Hamburg Marathon 2009
Im letzten Jahr konnte ich beim Hamburg Marathon eine 1:21:51 erreichen. Meine Vorgabezeit für 2009, die ich mir selbst gesetzt hatte, sollte unter 1:20:00 sein.
Mein Bike machte ich am Vorabend fürs Rennen fertig, Laufräder fürs Rennen montieren, Luft aufpumpen, Kette ölen und noch ein paar Kleinigkeiten überprüfen. Nach einer ruhigen Nacht und einem kleinen Frühstück musste ich feststellen dass an meinem Bike der vordere Reifen platt war, obwohl noch genug Zeit blieb, kam ein wenig Hektik auf. Neuen Reifen mit neuem Schlauch montiert, aufgepumpt und schon war alles im Lot. Die anderen Fahrer die auch im Etap an der Reeperbahn gebucht hatten, trudelten langsam ein und auch hier verlief nicht alles so wie es sein sollte. Beim Luftüberprüfen drehte Klaus den kompletten Ventileinsatz raus und der Reifen war auch hier platt. Nach ein paar Ratschlägen von den anderen konnte er jedoch den Reifen wieder aufpumpen. Wir machten uns auf zur Strecke um uns vor dem Start noch warm zu fahren. Hierbei bemerkte ich eine kleine Beule an der Außenseite an meinem vorderen Reifen, jetzt blieb jedoch keine Zeit mehr zum wechseln und er musste ein ganzes Rennen noch halten.

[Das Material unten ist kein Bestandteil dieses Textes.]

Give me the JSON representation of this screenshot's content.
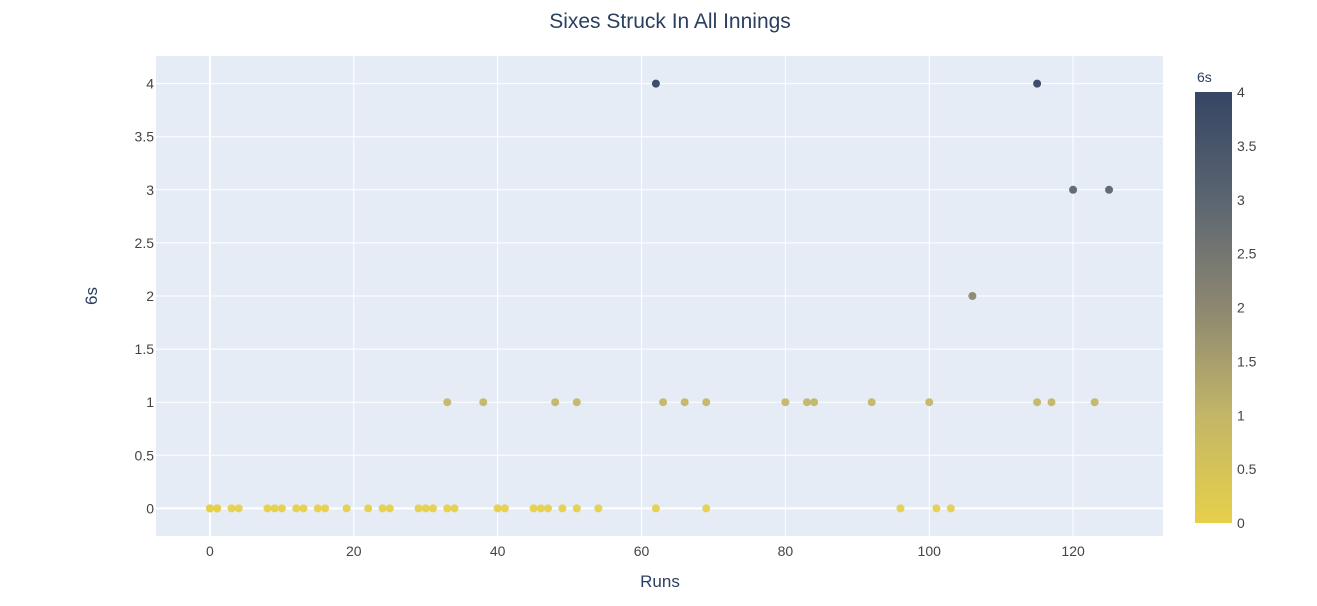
{
  "chart_data": {
    "type": "scatter",
    "title": "Sixes Struck In All Innings",
    "xlabel": "Runs",
    "ylabel": "6s",
    "xlim": [
      -7.5,
      132.5
    ],
    "ylim": [
      -0.26,
      4.26
    ],
    "x_ticks": [
      0,
      20,
      40,
      60,
      80,
      100,
      120
    ],
    "y_ticks": [
      0,
      0.5,
      1,
      1.5,
      2,
      2.5,
      3,
      3.5,
      4
    ],
    "grid": true,
    "colorbar": {
      "title": "6s",
      "min": 0,
      "max": 4,
      "ticks": [
        0,
        0.5,
        1,
        1.5,
        2,
        2.5,
        3,
        3.5,
        4
      ],
      "colorscale": [
        "#e6d04a",
        "#c3b667",
        "#8c8771",
        "#5b6571",
        "#354563"
      ]
    },
    "colors": {
      "plot_background": "#e5ecf6",
      "grid": "#ffffff",
      "text": "#2a3f5f",
      "tick_text": "#444444"
    },
    "points": [
      {
        "x": 0,
        "y": 0
      },
      {
        "x": 0,
        "y": 0
      },
      {
        "x": 1,
        "y": 0
      },
      {
        "x": 1,
        "y": 0
      },
      {
        "x": 3,
        "y": 0
      },
      {
        "x": 4,
        "y": 0
      },
      {
        "x": 8,
        "y": 0
      },
      {
        "x": 9,
        "y": 0
      },
      {
        "x": 10,
        "y": 0
      },
      {
        "x": 12,
        "y": 0
      },
      {
        "x": 13,
        "y": 0
      },
      {
        "x": 15,
        "y": 0
      },
      {
        "x": 16,
        "y": 0
      },
      {
        "x": 19,
        "y": 0
      },
      {
        "x": 22,
        "y": 0
      },
      {
        "x": 24,
        "y": 0
      },
      {
        "x": 25,
        "y": 0
      },
      {
        "x": 29,
        "y": 0
      },
      {
        "x": 30,
        "y": 0
      },
      {
        "x": 31,
        "y": 0
      },
      {
        "x": 33,
        "y": 0
      },
      {
        "x": 34,
        "y": 0
      },
      {
        "x": 40,
        "y": 0
      },
      {
        "x": 41,
        "y": 0
      },
      {
        "x": 45,
        "y": 0
      },
      {
        "x": 46,
        "y": 0
      },
      {
        "x": 47,
        "y": 0
      },
      {
        "x": 49,
        "y": 0
      },
      {
        "x": 51,
        "y": 0
      },
      {
        "x": 54,
        "y": 0
      },
      {
        "x": 62,
        "y": 0
      },
      {
        "x": 69,
        "y": 0
      },
      {
        "x": 96,
        "y": 0
      },
      {
        "x": 101,
        "y": 0
      },
      {
        "x": 103,
        "y": 0
      },
      {
        "x": 33,
        "y": 1
      },
      {
        "x": 38,
        "y": 1
      },
      {
        "x": 48,
        "y": 1
      },
      {
        "x": 51,
        "y": 1
      },
      {
        "x": 63,
        "y": 1
      },
      {
        "x": 66,
        "y": 1
      },
      {
        "x": 69,
        "y": 1
      },
      {
        "x": 80,
        "y": 1
      },
      {
        "x": 83,
        "y": 1
      },
      {
        "x": 84,
        "y": 1
      },
      {
        "x": 92,
        "y": 1
      },
      {
        "x": 100,
        "y": 1
      },
      {
        "x": 115,
        "y": 1
      },
      {
        "x": 117,
        "y": 1
      },
      {
        "x": 123,
        "y": 1
      },
      {
        "x": 106,
        "y": 2
      },
      {
        "x": 120,
        "y": 3
      },
      {
        "x": 125,
        "y": 3
      },
      {
        "x": 62,
        "y": 4
      },
      {
        "x": 115,
        "y": 4
      }
    ]
  }
}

Um 8:50 starteten um die 50 Handbiker und Handbikerrinnen pünktlich beim Hamburg Marathon 2009, das Wetter war mit 16°C am Morgen ideal um eine ansehnliche Zeit zu fahren. Die erste Gruppe erreichte schnell ein Tempo von weit über 40 km/h, jedoch nach nur 2 Kilometern setzte sich eine Führungsgruppe um Bernd Jeffre ab. Ich hatte mir vor dem Rennen ausgerechnet, dass mein Durchschnittstempo nicht unter 32 km/h fallen durfte, da ich sonst meine Zeitvorgabe nicht erreichen konnte. Ich fuhr in einer Gruppe aus 7 oder 8 Fahrern und 3 Fahrerinnen, wo ich immer wieder mal die Führungsarbeit übernehmen konnte. Die Zusammenarbeit verlief außerordentlich gut und wir konnten das Tempo sogar so hoch halten dass Andrea Eskau und Dorothee Vieth, beides Olympiateilnehmer, nicht mehr mithalten konnten. Ich konnte 2 Fahrer ein Stück weit vor uns entdecken und so wurde das Tempo nochmals angezogen wobei wir 2 weitere Fahrer aus der Gruppe verloren. Bei dieser Aufholjagd hatte ich mich ein wenig übernommen und musste nun ein im hinteren Teil der Gruppe fahren. Einer der eingeholten Fahrer war das ehemalige Teammitglied Ulli Freitag der nun ein wenig die Regie im Fahrertross übernahm. Es wurden immer mal wieder Attacken gefahren jedoch konnten die aufgefahrenen Lücken immer wieder geschlossen werden. Ca. 3 Kilometer vor Ende des Rennens setzten sich Ulli, Thomas aus Dänemark und Wolfgang aus Österreich ab. Ich konnte leider nicht mehr gegenhalten und so müsste ich mich mit 30 Sekunden Rückstand geschlagen geben. Jedoch konnte ich die von mir selbst gesetzte Zeitmarke von unter 1:20:00 mit 20 Sekunden unterbieten.
Und wieder konnte ich mein Rennen trotz der kleinen Beule am vorderen Reifen ohne Pannen beenden und mein erreichtes Ergebnis stimmte mich glücklich.